Beberapa negara telah menerapkan kebijakan redenominasi mata uang untuk mengatasi hiperinflasi dan menyeimbangkan nilai tukar. Redenominasi, berbeda dengan sanering, hanya mengurangi jumlah digit dalam mata uang tanpa memengaruhi daya beli masyarakat. Berikut ini adalah contoh dari beberapa negara yang telah melakukannya:
- Hungaria (1946): Menghadapi hiperinflasi ekstrem setelah Perang Dunia II, Hungaria mengganti mata uang pengő menjadi forint dengan nilai tukar yang fantastis, yaitu 400 oktiliun pengő untuk satu forint. Ini merupakan salah satu kasus redenominasi terbesar dalam sejarah.
- Turki (2005): Turki menghapus enam nol dari mata uang lamanya, lira, menjadi lira baru. Redenominasi ini berhasil mengembalikan stabilitas ekonomi serta menjaga nilai mata uang yang lebih stabil setelah periode hiperinflasi berkepanjangan.
- Brazil (1994): Setelah berbagai upaya sebelumnya gagal, Brazil berhasil menerapkan mata uang real baru pada 1994. Redenominasi ini sukses mengurangi inflasi dan memperkuat perekonomian secara signifikan. Langkah ini dilatarbelakangi oleh upaya untuk mengendalikan inflasi yang selama beberapa dekade menjadi masalah kronis.
- Zimbabwe (2008-2009): Menghadapi hiperinflasi yang luar biasa, Zimbabwe melakukan beberapa kali redenominasi. Pada 2008, mereka menghapus 10 digit dari mata uangnya untuk melawan inflasi. Namun, masalah ekonomi yang terus berlanjut memaksa pemerintah melakukan redenominasi lebih lanjut hingga akhirnya memperkenalkan dolar Zimbabwe baru yang lebih stabil.

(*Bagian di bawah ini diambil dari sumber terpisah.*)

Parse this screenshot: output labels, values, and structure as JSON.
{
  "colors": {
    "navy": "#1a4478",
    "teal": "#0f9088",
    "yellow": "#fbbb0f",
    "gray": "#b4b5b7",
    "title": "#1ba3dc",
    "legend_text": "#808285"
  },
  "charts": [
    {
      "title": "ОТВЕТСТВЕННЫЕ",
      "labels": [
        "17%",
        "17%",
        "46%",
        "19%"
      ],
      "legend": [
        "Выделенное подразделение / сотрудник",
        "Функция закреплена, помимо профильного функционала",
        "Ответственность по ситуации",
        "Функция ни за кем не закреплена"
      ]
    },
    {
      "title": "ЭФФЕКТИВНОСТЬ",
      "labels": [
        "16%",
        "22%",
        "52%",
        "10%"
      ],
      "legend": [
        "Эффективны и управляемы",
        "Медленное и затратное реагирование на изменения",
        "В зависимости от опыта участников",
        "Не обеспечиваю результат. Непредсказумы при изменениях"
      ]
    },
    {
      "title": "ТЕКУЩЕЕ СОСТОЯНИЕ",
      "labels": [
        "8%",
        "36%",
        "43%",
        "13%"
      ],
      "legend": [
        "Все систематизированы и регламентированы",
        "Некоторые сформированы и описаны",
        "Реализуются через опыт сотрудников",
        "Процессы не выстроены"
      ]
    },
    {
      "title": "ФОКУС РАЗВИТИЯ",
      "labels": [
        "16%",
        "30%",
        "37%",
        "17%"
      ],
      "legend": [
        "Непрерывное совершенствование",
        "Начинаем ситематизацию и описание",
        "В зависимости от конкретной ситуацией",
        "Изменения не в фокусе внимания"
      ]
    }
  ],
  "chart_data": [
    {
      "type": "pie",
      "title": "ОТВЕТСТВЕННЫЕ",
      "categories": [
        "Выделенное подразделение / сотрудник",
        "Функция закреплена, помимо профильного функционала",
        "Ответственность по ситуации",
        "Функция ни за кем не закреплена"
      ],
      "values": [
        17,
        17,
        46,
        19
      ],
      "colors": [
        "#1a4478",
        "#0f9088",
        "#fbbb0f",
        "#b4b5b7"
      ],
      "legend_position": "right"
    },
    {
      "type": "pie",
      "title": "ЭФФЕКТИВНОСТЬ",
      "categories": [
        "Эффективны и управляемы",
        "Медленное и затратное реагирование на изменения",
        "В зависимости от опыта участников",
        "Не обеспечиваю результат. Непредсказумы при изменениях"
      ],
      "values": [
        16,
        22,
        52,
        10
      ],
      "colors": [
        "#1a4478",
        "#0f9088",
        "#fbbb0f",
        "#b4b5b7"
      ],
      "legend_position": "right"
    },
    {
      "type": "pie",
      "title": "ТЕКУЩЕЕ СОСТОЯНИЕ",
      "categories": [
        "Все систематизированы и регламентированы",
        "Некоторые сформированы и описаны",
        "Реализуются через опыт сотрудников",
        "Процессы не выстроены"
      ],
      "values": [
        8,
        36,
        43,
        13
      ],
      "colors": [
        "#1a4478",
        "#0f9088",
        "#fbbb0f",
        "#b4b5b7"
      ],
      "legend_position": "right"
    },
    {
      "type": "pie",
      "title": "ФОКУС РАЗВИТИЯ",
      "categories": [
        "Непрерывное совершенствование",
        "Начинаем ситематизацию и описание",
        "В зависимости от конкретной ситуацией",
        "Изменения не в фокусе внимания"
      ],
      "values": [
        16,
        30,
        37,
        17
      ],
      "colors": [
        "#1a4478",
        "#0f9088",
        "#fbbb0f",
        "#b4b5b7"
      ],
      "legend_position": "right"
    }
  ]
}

Pengalaman negara-negara tersebut menunjukkan bahwa redenominasi dapat memberikan hasil positif jika dilakukan pada waktu yang tepat dengan kondisi perekonomian yang stabil. Di Indonesia, wacana redenominasi rupiah masih berlanjut, dan kebijakan ini dianggap memiliki potensi untuk meningkatkan efisiensi transaksi tanpa memengaruhi daya beli masyarakat.